Alors que leur nouveau long-métrage, Zootopie, sort ce mercredi dans les salles obscures, j’ai eu l’occasion de le voir en avant-première. Cet excellent film d’animation a confirmé ce que je pensais déjà depuis la sortie de Raiponce en 2010. Disney a changé sa façon de concevoir les films d’animation.
Une longue traversée du désert
Les adorateurs de Disney comme moi le savent : les années 90 furent une décennie prodigieusement faste pour Disney, qui a cumulé les chefs d’oeuvre. La Belle et la Bête, Aladdin, Le Roi lion, Pocahontas — Une légende indienne, Le Bossu de Notre-Dame, Hercule, Mulan, Tarzan, Fantasia 2000. Des chefs d’oeuvre intemporels, qu’on peut voir un nombre incalculable de fois sans jamais se lasser. Assurément, Disney connaissait là son Âge d’Or.
Les années 2000, quant à elles, n’ont pas été du même niveau. S’il y a eu quelques bons films (Kuzco — L’empereur mégalo, Atlantide — L’empire perdu, Lilo et Stitch, La Planète au trésor), parfois géniaux (personnellement, j’ai adoré Frères des ours), nombreux sont ceux qui m’ont profondément déçu : La ferme se rebelle, Chicken Little, Bienvenue chez les Robinson, Volt — Star malgré lui, La Princesse et la Grenouille… Des films qui (à mon sens) ne mérite même pas l’étiquette de "classique".
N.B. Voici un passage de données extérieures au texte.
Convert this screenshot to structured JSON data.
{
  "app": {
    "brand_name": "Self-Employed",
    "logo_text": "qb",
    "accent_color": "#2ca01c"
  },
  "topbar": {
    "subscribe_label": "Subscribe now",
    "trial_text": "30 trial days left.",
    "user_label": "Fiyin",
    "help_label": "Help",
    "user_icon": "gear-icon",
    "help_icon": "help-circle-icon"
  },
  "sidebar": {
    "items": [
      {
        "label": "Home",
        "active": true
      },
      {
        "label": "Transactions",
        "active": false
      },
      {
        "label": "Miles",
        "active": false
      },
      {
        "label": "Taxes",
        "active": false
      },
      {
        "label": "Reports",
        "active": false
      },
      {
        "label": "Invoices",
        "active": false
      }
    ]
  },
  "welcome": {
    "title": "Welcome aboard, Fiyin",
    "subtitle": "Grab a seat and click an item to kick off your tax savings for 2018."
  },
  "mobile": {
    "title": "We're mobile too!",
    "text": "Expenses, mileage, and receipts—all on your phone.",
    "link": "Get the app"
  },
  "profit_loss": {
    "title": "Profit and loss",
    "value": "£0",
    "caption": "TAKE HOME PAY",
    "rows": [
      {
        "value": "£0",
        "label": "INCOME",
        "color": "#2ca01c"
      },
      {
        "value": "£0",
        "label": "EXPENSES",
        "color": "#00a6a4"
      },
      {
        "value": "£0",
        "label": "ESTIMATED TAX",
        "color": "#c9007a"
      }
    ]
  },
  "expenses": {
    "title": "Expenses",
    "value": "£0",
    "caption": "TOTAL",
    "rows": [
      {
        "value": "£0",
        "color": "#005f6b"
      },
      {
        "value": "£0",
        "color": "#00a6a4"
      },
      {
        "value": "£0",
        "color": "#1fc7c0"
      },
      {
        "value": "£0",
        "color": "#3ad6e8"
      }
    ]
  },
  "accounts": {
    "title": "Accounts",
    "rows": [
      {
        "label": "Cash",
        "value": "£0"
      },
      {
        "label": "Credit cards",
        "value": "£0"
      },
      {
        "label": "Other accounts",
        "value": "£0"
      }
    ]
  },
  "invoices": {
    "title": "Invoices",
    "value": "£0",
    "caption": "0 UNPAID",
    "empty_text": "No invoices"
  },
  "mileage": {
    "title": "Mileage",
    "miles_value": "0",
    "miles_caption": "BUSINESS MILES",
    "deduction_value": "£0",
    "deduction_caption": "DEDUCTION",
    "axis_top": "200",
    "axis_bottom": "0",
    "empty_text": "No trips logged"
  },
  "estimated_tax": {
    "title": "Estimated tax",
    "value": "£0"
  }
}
Cette "traversée du désert" des années 2000 peut s’expliquer. Disney, trop préoccupé par ses différents achats, investissements, gains et pertes, n’a pas compris suffisamment tôt (ou avec assez d’acuité) les conséquences de l’émergence de nouveaux studios depuis la fin des années 90 : Pixar (Toy Story, 1001 pattes, Monstres & Cie, Le Monde de Nemo, Les Indestructibles, etc), Dreamworks (Le Prince d’Égypte, Shrek, Madagascar, Dragons), Blue Sky (L’Âge de Glace). La découverte par l’occident du Studio Ghibli avec Le Voyage de Chihiro n’a pas arrangé les affaires de Disney. Des studios qui cumulent les succès au box-office. Chacun des studios révolutionne le monde de l’animation : Pixar réinvente et modernise ce cinéma avec le numérique et des histoires brillantes, quand Ghibli fait des films d’animation à l’ancienne, extrêmement poétiques, engagés, tout de suite cultes. Qu’elle était belle, pour Disney, cette longue période où il était le seul studio qui comptait dans l’animation ! La recette Disney était alors la seule recette qui marchait, puisqu’elle était la seule utilisée. Mais avec ces nouveaux studios et leurs approches toutes plus originales de l’animation, la recette Disney (histoires de princesses, adaptations de chefs d’oeuvre de la littérature, films pour enfants très moraux) passe presque pour désuète. Alors le studio de Mickey a opté pour la dénaturation : La ferme se rebelle, Chicken Little, Bienvenue chez les Robinson, Volt sont des films à mille lieux des Disney traditionnels.
Disney change de visage
Et si je vous disais que Walt Disney a reçu son PREMIER Oscar du Meilleur Film d’Animation en 2014, me croiriez-vous ? C’est pourtant vrai ! Rien d’étonnant à cela, pourtant. Si la Cérémonie des Oscars existe depuis 1929, celui du Meilleur Film d’Animation n’existe que depuis 2002. C’est à peu près à cette époque que les choses ont commencé à mal aller pour Mickey.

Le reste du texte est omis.